The manuscript had been completed in 1947. A subsequent visit paid towards the end of 1948 to the
four Santal villages in Birbhum, previously investigated in 1945, enabled the author to check up
the main conclusions arrived at by this study. No revision was found necessary.
But one significant development in Santal life had taken place in the meantime. A section of the
Santal belonging to a few villages of Birbhum started, under the influence of some political
workers of the neighbourhood of Bolpur, a new movement aimed at stopping the performance of their
traditional dances at public fairs and festivals. The sponsors of this new movement thought that
such dances in public places lowered the dignity of their women—folk and encouraged immorality.
The Santal of the four villages studied in this book did not, however, support this movement.
They, on the contrary, insisted on continuing the performance of their dances in the
old-stabilized annual fairs held at Kankali—tola, (a village about live miles away) on the
occasion of Siva-ratri, a Hindu festival. They argued that it was not these dances, but the
employment of Santal female labour in the rice-mills of the district, that were really responsible
for the growth of immorality.
Acknowledgment is made to the many authors whose names appear in the bibliographic and footnote
material. The writer is particularly indebted to Professor Melville J. Herskovits, Chairman of the
Anthropology Department of Northwestern University, U.S.A., for giving his valuable time to the
tedious business of reading through and commenting on his successive drafts. The writer should
also like to express his gratitude to Prof. A.I. Hallowell of the University of Pennsylvania, Dr.
W.R. Bascom and Dr.
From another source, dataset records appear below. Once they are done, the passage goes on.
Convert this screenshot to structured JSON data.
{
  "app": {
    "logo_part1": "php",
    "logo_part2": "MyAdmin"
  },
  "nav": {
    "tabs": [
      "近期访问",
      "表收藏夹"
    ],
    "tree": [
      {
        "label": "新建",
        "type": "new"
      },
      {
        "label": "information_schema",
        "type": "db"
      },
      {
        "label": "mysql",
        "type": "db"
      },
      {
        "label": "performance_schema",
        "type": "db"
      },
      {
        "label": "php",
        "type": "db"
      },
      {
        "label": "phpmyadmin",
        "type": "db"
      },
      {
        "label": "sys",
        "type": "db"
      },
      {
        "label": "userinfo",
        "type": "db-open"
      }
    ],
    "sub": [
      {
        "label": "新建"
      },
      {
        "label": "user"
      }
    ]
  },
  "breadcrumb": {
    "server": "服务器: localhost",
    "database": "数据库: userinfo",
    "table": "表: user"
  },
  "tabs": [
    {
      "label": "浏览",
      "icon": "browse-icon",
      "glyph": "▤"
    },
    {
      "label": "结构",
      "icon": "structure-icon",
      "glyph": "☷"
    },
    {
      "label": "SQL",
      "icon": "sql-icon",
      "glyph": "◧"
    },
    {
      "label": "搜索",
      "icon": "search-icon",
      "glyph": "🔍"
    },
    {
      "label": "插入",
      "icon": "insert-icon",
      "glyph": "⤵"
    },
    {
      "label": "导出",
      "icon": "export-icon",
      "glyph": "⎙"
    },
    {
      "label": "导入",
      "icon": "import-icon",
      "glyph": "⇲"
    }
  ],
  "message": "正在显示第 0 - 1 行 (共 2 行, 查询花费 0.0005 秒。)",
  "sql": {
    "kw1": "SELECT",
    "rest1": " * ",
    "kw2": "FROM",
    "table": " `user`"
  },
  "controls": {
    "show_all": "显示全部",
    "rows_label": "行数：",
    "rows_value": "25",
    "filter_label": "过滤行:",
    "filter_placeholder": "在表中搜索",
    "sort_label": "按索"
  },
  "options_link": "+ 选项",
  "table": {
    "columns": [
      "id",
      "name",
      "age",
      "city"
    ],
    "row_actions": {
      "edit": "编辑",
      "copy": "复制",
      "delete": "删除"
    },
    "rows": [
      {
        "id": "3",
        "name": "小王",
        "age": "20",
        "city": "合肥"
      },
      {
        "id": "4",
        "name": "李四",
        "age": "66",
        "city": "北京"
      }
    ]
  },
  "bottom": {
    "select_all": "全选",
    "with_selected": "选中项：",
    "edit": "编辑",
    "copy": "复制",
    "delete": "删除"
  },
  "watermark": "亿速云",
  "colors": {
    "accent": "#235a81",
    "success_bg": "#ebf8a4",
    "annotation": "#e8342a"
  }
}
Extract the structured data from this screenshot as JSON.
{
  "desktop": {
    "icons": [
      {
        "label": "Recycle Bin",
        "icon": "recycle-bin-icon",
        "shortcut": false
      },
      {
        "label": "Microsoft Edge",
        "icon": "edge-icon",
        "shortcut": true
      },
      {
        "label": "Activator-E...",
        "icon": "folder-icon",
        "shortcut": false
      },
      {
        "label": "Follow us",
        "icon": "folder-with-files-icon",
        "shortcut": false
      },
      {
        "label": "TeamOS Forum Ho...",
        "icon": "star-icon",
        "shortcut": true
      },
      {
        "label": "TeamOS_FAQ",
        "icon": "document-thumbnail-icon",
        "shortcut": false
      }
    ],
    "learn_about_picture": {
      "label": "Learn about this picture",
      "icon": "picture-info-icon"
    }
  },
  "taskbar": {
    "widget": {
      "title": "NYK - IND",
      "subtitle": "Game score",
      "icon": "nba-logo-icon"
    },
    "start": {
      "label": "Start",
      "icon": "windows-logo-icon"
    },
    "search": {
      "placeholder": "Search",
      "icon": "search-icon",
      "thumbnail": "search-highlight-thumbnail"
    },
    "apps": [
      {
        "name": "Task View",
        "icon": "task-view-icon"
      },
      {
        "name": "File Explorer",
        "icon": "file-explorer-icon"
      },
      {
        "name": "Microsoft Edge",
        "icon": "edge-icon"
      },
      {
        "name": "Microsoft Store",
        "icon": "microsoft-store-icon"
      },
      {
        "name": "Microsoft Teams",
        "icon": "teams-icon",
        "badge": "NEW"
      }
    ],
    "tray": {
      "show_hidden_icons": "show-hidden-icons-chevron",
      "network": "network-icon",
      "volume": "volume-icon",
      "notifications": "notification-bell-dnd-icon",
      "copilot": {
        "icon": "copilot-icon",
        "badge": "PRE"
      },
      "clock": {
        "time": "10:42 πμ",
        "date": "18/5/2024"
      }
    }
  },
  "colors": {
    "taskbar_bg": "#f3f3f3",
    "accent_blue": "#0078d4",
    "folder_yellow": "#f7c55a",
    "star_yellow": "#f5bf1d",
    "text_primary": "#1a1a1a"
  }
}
R.A. Waterman of Northwestern University, and Dr. W.N. Fenton (now Director of
New York State Museum) for going through the manuscript and helping him with a number of valuable
suggestions. Finally, thanks are due to Dr. P.N. Sen Gupta, Secretary, Publication Committee of
the Department of Anthropology, for seeing the book through the press, to Mr. N.C. Choudhury of
the Department of Anthropology, Government of India, for taking the trouble of preparing an index
to the volume, and to Mr. S. Bhattacharya of the same Department for preparing a detailed ‘Guide
to Pronunciation” of native terms used in this book.